El Salvador Swift Justice

Salvadoran President Jose Napoleon Duarte could barely contain his pleasure last week as he read reporters a letter he had sent to President Reagan. "The battle we are waging today against terrorism," he declared, "is obtaining substantial advances, which are made possible thanks to the decided backing of your government." Then Duarte broke the news: security forces had arrested three of the eleven leftist guerrillas suspected of involvement in the killing of 13 people, including four off-duty U.S. Marines, during the June 19 attack on sidewalk cafes in the Zona Rosa section of San Salvador.

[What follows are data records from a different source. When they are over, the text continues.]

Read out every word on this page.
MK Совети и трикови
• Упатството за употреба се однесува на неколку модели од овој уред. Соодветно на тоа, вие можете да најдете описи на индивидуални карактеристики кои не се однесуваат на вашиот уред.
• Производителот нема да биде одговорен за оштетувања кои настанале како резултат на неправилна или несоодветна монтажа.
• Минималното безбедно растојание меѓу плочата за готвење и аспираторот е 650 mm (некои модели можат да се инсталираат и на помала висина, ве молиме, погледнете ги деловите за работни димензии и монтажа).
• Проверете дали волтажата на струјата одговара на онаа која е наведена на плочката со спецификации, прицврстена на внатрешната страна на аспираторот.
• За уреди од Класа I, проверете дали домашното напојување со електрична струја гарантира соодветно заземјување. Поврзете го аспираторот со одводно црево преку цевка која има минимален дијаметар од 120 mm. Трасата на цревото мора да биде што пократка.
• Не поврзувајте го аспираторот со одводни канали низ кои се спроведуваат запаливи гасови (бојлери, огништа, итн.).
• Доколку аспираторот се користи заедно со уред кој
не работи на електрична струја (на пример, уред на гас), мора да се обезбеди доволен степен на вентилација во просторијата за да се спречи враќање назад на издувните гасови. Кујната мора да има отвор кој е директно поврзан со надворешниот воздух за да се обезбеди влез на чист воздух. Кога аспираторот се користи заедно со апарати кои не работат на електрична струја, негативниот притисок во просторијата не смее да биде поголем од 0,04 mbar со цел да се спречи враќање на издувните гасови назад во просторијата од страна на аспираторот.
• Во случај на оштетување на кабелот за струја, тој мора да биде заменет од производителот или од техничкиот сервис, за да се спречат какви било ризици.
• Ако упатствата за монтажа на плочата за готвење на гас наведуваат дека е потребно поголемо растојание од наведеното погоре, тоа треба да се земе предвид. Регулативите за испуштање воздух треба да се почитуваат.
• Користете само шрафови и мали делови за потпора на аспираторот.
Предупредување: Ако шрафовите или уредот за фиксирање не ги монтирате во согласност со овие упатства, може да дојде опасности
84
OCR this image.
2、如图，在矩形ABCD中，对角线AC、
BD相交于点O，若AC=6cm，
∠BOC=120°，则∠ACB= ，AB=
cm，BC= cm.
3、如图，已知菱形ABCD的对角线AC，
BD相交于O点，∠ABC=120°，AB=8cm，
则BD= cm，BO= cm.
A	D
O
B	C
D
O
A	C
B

Duarte praised "the efficient and disinterested help" of the U.S. Government in "advising and equipping" El Salvador's two-month-old Special Investigation Commission, which supervised the inquiry that led to the arrests.

President Reagan, no less delighted by the commission's performance, sent Duarte a message congratulating him on "the speed and professionalism" of the arrests. For all the public back patting, however, at least one of the arrests hinged as much on luck as on efficient police work. According to Reynaldo Lopez Nuila, Salvadoran public security vice minister, a guerrilla suspect identified as "Jose" had been picked up in California and, together with other illegal immigrants, was deported to El Salvador, where security police arrested him. The two other suspects, Lopez Nuila said, had been arrested earlier in an upholstery shop in downtown San Salvador. Only one of those captured is accused of taking part in the massacre; the other two detainees are charged with helping to plan the operation.

The Duarte government clearly hopes that the swift arrests will convince the U.S. Congress to authorize further training assistance for the Salvadoran security forces. The capture of the suspects, Lopez Nuila said, "shows the government's resolve in investigating and resolving other cases." He said that he hoped now to be able to triple the size of the security forces, which are expecting stepped-up attacks from the five rebel factions forming the Farabundo Marti National Liberation Front.

While the arrests may influence the U.S. Congress, they have not impressed leftist critics and human rights groups, who are already complaining about such speedy attention to an incident involving U.S. Marines while thousands of cases involving rightist death-squad attacks on Salvadorans remain unsolved. More specifically, many Salvadorans want to see arrests made in the 1980 assassination of Archbishop Oscar Arnulfo Romero, who had been one of the region's most outspoken clergymen. Last week the government announced that it was reopening the investigation into Romero's murder.